If you want to be more connected to world around you, ride a Vespa.
I work a little over 2 miles from home, and 4 years ago I decided a scooter would be a fun way to commute. I bought the scooter solely for my own pleasure, but I also got an unexpected benefit. Every time I ride my Vespa, people seek me out. They ask me directions or stop to talk to me. They always want to know the same three things: How do you like that? How much did it cost? What is the gas mileage? And then they tell me their story.
Last weekend an elderly man asked question number one. He had a scooter when he was growing up in India. So did my neighbor Balraj. In fact, somehow Balraj’s father would fit the entire family of five on his scooter. He had his wife on the seat behind him, sitting sidesaddle because of her sari. The sister sat on the front rack, and the two boys dangled off the rear wheel covers. Why is it the rest of us think we need SUVs?

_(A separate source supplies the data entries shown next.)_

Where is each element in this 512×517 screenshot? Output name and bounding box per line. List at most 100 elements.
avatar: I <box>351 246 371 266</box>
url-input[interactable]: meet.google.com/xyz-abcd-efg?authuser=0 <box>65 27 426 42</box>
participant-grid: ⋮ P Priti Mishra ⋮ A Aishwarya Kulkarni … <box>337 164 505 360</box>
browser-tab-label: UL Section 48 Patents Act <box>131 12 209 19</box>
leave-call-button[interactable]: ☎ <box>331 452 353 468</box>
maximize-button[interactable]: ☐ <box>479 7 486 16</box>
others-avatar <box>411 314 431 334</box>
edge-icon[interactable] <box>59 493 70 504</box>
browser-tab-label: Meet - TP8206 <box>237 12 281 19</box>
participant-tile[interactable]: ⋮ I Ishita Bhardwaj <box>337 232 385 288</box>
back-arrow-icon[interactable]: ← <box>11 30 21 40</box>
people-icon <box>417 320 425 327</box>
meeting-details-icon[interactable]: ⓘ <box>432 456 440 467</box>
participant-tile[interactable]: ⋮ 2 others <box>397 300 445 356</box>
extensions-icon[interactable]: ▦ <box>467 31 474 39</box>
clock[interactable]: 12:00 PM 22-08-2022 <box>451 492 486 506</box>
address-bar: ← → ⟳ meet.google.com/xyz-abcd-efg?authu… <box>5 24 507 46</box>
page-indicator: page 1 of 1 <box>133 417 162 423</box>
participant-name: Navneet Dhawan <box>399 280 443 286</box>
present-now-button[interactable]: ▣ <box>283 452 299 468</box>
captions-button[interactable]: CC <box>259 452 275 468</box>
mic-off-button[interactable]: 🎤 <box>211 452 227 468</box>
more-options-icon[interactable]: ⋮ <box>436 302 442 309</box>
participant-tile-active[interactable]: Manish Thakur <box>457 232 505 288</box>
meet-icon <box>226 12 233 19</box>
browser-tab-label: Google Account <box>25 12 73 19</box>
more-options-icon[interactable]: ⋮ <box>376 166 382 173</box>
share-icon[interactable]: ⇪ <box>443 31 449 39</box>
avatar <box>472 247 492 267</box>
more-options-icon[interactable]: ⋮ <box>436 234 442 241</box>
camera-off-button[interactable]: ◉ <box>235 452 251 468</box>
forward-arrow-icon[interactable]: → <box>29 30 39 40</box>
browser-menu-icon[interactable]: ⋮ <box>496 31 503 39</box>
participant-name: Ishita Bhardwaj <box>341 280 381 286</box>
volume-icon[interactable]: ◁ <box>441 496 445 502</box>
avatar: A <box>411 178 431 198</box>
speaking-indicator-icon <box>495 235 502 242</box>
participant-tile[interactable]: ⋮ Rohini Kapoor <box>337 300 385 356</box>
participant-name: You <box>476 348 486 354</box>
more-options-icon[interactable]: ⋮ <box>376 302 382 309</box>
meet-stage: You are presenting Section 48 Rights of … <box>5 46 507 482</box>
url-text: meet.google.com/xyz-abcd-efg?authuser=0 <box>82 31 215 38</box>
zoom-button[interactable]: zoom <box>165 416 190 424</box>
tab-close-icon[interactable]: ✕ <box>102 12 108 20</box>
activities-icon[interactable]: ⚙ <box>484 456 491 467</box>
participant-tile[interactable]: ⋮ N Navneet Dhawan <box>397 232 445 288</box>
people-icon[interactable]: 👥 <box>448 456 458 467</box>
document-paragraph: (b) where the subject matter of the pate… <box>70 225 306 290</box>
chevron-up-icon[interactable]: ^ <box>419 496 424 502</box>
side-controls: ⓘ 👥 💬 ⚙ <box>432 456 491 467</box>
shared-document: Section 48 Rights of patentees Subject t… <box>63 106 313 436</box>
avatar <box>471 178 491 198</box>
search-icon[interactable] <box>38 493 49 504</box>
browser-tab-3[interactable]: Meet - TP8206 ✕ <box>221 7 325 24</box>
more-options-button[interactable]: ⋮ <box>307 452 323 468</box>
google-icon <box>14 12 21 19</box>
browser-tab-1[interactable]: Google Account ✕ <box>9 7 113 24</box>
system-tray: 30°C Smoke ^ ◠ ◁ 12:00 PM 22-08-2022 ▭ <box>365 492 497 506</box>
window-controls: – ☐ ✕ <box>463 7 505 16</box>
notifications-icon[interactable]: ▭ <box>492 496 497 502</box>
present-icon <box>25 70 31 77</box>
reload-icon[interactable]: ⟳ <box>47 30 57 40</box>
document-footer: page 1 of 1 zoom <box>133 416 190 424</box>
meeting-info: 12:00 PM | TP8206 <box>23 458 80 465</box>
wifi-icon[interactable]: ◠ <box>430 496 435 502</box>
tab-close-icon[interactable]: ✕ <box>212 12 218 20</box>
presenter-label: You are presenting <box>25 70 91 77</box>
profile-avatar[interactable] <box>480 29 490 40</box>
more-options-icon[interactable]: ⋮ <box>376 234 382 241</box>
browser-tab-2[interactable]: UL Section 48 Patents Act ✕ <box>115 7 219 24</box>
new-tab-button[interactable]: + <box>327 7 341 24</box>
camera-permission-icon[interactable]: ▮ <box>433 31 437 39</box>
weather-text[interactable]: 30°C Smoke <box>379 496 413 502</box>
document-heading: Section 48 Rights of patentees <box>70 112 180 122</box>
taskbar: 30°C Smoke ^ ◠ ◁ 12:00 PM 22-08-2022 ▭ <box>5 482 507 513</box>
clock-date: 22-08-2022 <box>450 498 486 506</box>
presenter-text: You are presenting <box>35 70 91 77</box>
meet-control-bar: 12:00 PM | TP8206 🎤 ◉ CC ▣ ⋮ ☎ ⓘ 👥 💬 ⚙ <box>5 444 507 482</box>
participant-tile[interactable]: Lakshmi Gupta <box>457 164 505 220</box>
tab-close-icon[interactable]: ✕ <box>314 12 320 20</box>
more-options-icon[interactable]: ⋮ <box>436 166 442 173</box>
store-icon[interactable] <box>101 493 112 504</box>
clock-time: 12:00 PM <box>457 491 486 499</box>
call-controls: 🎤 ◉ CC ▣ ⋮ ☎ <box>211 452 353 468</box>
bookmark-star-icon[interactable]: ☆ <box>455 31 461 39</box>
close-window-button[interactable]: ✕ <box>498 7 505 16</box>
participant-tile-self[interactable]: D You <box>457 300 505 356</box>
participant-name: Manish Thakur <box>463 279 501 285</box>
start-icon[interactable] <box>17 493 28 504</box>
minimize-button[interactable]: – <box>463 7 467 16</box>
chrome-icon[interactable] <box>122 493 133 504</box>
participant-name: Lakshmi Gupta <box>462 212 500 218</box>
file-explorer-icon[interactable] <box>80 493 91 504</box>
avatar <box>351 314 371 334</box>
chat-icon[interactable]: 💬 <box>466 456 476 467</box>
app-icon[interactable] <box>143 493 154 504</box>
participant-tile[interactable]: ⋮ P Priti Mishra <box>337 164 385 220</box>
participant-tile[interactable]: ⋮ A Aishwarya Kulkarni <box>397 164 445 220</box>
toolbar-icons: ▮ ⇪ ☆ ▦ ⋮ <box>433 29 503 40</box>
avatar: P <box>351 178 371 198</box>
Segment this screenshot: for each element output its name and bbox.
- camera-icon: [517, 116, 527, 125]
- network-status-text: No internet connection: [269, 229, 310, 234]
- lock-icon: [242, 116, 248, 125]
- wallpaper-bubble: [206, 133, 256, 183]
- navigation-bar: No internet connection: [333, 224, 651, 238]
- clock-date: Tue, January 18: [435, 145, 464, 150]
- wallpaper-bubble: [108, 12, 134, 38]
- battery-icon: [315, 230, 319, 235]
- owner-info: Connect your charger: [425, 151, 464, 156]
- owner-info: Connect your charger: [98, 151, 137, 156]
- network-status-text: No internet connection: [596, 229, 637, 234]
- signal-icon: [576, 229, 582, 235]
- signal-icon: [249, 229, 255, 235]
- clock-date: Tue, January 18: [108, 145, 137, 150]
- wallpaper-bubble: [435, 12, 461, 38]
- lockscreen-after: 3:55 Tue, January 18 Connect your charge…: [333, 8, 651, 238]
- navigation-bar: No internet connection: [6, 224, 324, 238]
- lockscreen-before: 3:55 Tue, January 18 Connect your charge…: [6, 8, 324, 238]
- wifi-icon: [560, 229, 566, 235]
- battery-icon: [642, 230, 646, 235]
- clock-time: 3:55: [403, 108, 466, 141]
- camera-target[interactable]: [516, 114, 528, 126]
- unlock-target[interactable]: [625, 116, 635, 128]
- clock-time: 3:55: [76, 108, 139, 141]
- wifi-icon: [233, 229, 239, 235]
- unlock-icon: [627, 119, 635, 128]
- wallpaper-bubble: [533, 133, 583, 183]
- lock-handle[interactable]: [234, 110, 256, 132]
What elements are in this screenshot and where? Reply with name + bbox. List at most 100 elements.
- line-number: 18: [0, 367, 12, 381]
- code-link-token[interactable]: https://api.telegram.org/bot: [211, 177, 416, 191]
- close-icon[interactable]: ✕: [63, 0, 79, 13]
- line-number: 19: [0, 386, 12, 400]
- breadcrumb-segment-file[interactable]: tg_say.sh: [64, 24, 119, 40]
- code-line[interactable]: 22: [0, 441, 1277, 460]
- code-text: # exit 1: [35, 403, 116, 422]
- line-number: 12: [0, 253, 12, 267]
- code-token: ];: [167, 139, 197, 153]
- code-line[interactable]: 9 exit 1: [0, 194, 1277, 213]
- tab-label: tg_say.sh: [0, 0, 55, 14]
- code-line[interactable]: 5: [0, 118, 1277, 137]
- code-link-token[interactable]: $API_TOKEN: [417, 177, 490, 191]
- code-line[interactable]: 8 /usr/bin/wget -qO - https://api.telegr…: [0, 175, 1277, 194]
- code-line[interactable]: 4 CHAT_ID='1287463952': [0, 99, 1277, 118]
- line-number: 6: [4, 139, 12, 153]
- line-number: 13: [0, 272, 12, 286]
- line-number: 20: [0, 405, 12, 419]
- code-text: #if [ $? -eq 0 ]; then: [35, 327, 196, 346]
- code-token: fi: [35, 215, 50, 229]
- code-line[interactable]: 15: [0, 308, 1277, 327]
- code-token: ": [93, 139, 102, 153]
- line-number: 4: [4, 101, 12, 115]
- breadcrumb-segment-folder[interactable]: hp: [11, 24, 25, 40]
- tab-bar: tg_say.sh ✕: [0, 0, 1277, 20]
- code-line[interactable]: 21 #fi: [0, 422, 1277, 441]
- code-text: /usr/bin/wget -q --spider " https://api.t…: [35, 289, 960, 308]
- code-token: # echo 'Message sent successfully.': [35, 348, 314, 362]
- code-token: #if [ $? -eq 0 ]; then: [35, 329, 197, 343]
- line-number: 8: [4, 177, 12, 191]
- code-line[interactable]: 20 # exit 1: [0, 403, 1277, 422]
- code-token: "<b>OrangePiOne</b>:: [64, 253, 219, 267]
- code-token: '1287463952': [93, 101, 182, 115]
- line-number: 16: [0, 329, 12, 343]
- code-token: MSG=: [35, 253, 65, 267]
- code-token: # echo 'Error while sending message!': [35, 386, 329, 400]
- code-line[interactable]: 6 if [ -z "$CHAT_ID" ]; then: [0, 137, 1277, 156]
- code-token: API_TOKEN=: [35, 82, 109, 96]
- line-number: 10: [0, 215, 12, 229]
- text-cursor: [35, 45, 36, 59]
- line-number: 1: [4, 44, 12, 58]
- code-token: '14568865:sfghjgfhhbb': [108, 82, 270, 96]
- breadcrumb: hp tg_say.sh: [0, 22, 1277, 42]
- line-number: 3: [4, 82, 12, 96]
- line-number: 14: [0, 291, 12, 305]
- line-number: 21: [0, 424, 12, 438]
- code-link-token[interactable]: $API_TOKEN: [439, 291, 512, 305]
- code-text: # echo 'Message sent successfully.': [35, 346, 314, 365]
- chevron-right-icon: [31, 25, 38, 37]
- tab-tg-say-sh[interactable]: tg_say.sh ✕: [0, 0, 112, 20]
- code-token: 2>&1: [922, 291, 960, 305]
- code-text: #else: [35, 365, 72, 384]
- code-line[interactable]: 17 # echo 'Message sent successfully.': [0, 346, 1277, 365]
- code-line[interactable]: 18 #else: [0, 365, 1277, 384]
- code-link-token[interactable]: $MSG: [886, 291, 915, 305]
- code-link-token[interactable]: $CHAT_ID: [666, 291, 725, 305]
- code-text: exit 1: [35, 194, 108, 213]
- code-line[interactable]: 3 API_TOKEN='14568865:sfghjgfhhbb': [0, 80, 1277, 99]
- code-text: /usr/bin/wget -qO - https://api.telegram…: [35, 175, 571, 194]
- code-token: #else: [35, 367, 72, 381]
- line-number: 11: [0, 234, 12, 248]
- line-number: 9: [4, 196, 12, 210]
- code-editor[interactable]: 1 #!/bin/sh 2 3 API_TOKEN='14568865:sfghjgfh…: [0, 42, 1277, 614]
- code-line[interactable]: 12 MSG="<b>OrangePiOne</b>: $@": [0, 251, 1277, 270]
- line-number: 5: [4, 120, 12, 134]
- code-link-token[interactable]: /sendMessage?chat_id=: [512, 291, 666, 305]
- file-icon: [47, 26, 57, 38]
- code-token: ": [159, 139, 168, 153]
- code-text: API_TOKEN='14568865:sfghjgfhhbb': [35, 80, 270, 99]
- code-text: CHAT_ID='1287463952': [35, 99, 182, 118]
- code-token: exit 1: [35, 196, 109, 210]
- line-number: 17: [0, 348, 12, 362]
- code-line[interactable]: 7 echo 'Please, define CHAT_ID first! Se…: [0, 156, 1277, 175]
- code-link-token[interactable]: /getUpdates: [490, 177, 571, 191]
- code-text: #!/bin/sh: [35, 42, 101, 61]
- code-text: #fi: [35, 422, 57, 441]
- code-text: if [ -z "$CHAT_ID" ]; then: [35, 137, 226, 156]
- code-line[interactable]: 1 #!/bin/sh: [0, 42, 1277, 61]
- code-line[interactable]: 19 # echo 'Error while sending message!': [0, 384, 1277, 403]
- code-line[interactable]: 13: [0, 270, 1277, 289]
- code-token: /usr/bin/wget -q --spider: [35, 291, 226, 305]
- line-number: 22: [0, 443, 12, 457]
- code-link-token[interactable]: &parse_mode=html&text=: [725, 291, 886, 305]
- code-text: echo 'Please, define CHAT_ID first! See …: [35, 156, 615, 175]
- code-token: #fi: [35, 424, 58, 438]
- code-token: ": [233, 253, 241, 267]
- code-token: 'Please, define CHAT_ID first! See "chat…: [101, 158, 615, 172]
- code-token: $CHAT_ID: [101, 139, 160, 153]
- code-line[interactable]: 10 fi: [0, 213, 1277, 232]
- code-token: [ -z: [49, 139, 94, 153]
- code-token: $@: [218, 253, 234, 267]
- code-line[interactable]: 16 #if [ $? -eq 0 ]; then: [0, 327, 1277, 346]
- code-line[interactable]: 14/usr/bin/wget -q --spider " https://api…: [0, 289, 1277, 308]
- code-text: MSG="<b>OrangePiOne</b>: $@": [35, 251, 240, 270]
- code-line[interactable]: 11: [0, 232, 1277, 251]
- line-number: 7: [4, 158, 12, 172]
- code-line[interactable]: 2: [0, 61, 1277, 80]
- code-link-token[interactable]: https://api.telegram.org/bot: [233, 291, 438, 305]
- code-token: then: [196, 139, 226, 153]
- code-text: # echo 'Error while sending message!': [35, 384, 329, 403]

Later that afternoon a hip African American guy said, “I can so see me riding one of those on the weekends.” He told me where he lived, where he worked, and where he would ride a scooter. A toddler came my way with what I call “The Christmas Morning Face.” I let little people sit on the seat and beep the horn while I chat with their mom. I think the hip guy may have liked that, too.
I know these people are unlikely to talk to me under other circumstances. Culture, race, gender, age and general wariness still seem to isolate us from one another much beyond politeness.
We all need some way to connect. Mine is candy apple red and gets 60 miles per gallon.